The U.S. government has made clear that it does not like regional efforts that exclude it, and ASEAN+3 financial regionalism is potentially a flashpoint. The U.S. has considerable interests in the outcome of East Asian financial regionalism, and therefore desires direct participation in any substantive negotiations to protect its interests. For the time being, U.S. opposition to exclusive regional arrangements may help to keep regional actors sensitive to U.S. interests.

Longer term, the U.S. (and Japan) should be particularly concerned about the future of the CMI. That Initiative involves large amounts of money, which could form the basis of regional reserve pooling and potentially a weakening of U.S. and IMF input into regional macroeconomic management. It is also possible that at some future point Chinese leaders will propose elimination of the IMF link in order to pressure Japan. This would put Japan in the position of either angering its Southeast Asian partners by vetoing elimination or creating a breach with the U.S. and injuring its own economic interests by going along. Of course, China’s economic interests would also be harmed by elimination, but its leaders may well see that as an acceptable price to pay for weakening the U.S. or Japanese politically in East Asia.
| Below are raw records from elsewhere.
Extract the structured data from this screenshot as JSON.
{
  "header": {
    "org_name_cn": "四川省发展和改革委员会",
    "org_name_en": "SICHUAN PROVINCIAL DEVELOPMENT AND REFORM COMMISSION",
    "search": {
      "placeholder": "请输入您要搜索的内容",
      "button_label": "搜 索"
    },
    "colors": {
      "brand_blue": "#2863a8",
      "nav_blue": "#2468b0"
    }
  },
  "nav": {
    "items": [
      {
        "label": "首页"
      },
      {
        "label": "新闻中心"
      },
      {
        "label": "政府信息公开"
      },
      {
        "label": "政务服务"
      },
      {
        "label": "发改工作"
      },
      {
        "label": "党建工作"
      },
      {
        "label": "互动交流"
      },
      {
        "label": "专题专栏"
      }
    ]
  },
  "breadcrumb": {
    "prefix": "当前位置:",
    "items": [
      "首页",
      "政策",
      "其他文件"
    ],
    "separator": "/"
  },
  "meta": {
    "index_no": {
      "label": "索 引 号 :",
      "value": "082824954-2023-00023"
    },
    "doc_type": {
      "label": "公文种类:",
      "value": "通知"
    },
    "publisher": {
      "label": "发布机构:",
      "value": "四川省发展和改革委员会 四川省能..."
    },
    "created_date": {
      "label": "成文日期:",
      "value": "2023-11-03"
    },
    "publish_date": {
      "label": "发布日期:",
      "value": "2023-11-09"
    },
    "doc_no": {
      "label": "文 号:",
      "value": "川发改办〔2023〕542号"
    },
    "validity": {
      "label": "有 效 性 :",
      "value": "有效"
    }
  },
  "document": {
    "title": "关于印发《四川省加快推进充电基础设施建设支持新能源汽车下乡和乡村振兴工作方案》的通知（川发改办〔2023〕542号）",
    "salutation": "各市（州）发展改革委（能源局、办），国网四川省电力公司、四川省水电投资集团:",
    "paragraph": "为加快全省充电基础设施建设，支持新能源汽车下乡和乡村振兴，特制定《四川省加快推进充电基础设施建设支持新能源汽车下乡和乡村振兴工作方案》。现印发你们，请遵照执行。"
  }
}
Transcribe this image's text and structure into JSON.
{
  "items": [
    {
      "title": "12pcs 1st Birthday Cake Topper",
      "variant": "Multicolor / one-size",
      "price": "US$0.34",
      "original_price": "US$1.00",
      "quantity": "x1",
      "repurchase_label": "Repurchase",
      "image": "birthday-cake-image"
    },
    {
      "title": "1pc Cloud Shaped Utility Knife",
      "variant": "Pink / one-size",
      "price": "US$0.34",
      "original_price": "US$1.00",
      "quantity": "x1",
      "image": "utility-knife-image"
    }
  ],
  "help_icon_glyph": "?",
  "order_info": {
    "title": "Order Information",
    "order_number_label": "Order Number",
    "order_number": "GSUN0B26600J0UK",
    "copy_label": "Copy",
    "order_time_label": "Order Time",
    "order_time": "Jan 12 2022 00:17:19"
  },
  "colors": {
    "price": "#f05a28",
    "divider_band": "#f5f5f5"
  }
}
The main responsibility for preventing such a development lies with Japan. The Japanese government cannot be expected to act as a representative of U.S. interests in East Asia, but it must take into account legitimate U.S. economic interests in regional openness and economic stability. Fortunately, the U.S. not only has considerable leverage in its dealings with Japan, but in the financial arena also shares many key interests. It is important to the U.S. that Japan help to create an architecture that is open and stable and will generate incentives to members to maintain those ideals. It is up to the U.S. government to support such efforts.